Beaucoup de décisions seront partagées entre l'autorité judiciaire et le président du conseil général, mais il n'est pas dit dans quelle mesure les services de l'État seront mis à disposition de ce dernier ; vous me permettrez de citer l'exemple du service de la protection judiciaire de la jeunesse, la PJJ.
Je n'évoquerai pas davantage le cas de l'éducation nationale, qui n'a pas encore vraiment appliqué les politiques prévues par le législateur, sans parler de la situation particulière des médecins et infirmiers scolaires - elle va devenir de plus en plus incompréhensible -, qui se trouveront au coeur des établissements mais en dehors du dispositif de la politique confiée aux présidents de conseil général.
J'évoque ces quelques aspects, monsieur le ministre délégué, car, s'agissant de la création de cellules opérationnelles, le plus important est non pas la structure, avec son inévitable lourdeur, mais la démarche qui en est attendue et qui relèvera surtout de la mise en oeuvre des protocoles.
Sans vouloir faire référence à d'autres structures que les départements doivent aujourd'hui assumer, il serait à mon sens plus raisonnable et plus efficace pour les départements qui ne disposent pas des moyens nécessaires de pouvoir, dans un premier temps, mettre en oeuvre la loi sans avoir forcément l'obligation de créer une cellule opérationnelle, à partir du moment où un protocole établirait la règle du partenariat et de la collaboration entre l'ensemble des acteurs, administratifs et judiciaires.

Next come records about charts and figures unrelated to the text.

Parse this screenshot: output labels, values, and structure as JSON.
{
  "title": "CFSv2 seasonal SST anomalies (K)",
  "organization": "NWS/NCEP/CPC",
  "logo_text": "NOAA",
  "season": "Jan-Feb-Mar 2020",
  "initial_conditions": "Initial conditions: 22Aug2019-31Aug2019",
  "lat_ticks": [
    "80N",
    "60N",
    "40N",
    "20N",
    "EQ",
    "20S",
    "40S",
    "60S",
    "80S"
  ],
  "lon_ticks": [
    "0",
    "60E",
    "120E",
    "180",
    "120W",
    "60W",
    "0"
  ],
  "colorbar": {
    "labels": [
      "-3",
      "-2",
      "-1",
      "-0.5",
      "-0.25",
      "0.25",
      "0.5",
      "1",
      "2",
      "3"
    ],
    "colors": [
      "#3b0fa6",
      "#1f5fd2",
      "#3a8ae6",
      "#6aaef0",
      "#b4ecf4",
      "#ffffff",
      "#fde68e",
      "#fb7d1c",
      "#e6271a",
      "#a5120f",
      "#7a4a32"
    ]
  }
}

Sous réserve de la mise en oeuvre progressive de l'article 5, monsieur le ministre délégué, le projet de loi réformant la protection de l'enfance constituera, bien sûr, une étape importante pour la cause de l'enfant, mais il doit aussi participer à la modernisation du fonctionnement de l'État dans la mesure où il conduit les acteurs et les collectivités, au premier chef, les départements, à adopter un autre mode de fonctionnement.
Il y a les belles lois ; ce sont celles qui sont votées. Il y a les grandes lois ; ce sont celles qui sont appliquées. Vous avez constaté, monsieur le ministre délégué, la volonté des élus, notamment des présidents de conseil général, de tout faire pour mettre en oeuvre votre loi. Nous avons noté que vous étiez prêt à nous donner les moyens pour que cette belle loi devienne une grande loi, et je vous en remercie.